Date: 2021-09-09 (Updated 2021-12-29)
Accepted
To satisfy ATO compliance, we have sought to use OWASP's ZAP security scanner tool to test TDP application security. The tool is free, open-source, and updated and released weekly. Our CI pipeline is configured to run the ZAP API scan automatically each time code is committed via GitHub. The pipeline jobs will fail when the scanner finds vulnerabilities marked as FAIL in the ZAP configuration file. This pipeline failure prevents vulnerable code from being deployed.
Recently, the scan results found that we had not set a Content Security Policy (CSP). Upon implementing CSP headers to resolve this, we needed to take a compromise for style-src and utilize "unsafe inline" to allow use of the fedramped library 'uswds' as detailed in the original ticket and spike follow-up.

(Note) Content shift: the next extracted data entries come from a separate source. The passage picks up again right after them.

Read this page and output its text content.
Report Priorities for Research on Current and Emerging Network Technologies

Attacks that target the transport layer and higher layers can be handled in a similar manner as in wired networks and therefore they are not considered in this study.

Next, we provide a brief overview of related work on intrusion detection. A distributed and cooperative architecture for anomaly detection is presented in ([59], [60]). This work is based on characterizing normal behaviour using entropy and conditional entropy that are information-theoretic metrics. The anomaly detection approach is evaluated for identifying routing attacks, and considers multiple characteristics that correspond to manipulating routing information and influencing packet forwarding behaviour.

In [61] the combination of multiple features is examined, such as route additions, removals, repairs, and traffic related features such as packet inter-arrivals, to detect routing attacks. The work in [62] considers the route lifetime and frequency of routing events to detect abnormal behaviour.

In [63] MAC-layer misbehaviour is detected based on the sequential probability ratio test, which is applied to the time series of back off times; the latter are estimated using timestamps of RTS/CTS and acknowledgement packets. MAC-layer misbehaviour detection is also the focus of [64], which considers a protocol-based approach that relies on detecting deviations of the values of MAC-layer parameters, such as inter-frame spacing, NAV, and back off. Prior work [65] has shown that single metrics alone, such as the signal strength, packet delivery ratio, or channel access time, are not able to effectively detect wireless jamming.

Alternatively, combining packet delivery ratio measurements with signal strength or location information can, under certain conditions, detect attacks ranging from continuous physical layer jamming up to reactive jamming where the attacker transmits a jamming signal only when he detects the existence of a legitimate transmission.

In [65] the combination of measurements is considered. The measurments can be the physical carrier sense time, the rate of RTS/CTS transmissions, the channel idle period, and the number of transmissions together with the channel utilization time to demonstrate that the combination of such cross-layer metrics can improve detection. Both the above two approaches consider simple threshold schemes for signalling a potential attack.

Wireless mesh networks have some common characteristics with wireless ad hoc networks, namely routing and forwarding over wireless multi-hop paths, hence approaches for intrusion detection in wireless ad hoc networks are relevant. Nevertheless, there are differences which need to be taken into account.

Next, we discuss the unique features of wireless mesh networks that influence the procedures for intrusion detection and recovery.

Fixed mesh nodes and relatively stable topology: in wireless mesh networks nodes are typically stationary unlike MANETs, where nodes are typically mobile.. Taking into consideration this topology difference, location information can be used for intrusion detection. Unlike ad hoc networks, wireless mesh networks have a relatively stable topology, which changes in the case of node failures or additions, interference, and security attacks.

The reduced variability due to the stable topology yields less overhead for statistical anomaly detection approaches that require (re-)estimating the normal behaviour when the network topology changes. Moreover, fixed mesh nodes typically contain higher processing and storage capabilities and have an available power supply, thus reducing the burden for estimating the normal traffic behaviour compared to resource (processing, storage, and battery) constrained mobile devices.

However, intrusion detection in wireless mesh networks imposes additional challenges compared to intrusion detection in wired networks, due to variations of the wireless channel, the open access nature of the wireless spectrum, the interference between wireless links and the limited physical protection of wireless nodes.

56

When investigating, we sought out information on what other, modern ACF systems utilizing uswds had done in this situation. Another team had simply waived the requirement with the following justification:
Weakness Description: Style-src unsafe-inline;: TTAHUB utilize javascript libraries to provide "typeahead search" functionality to filter select box options for end users. These libraries require setting the 'style' attribute on the HTML elements in a way that is incompatible with not including 'style-src: unsafe-inline' in our Content-Security-Policy (CSP) header. Remediation Plan: This potential vulnerability is mitigated by utilizing React and JSX for generating HTML. JSX automatically escapes all user-supplied input)[sic] and thus is a compensating control for the CSP header. TTAHUB will continue to evaluate options in implementing the typeahead search ro see if one is developed that does not require the use of style attributes.
While we also investigated and developed technical solutions utilizing either React-app-rewired or Next.js, we decided that the departure from our existing stack was not a worthwhile investment and could lead to other complications down the road.
Unsafe-inline will continue to be used in our 'react-scripts' frontend framework but we will waive this ZAP alert for both frontend and backend as it is an already mitigated vulnerability within our current stack and the attack vector is small. For verbosity, the attack vector is for vetted, approved users potentially targetting other system users for account credentials or privilege escalation using XSS against inline style sheets.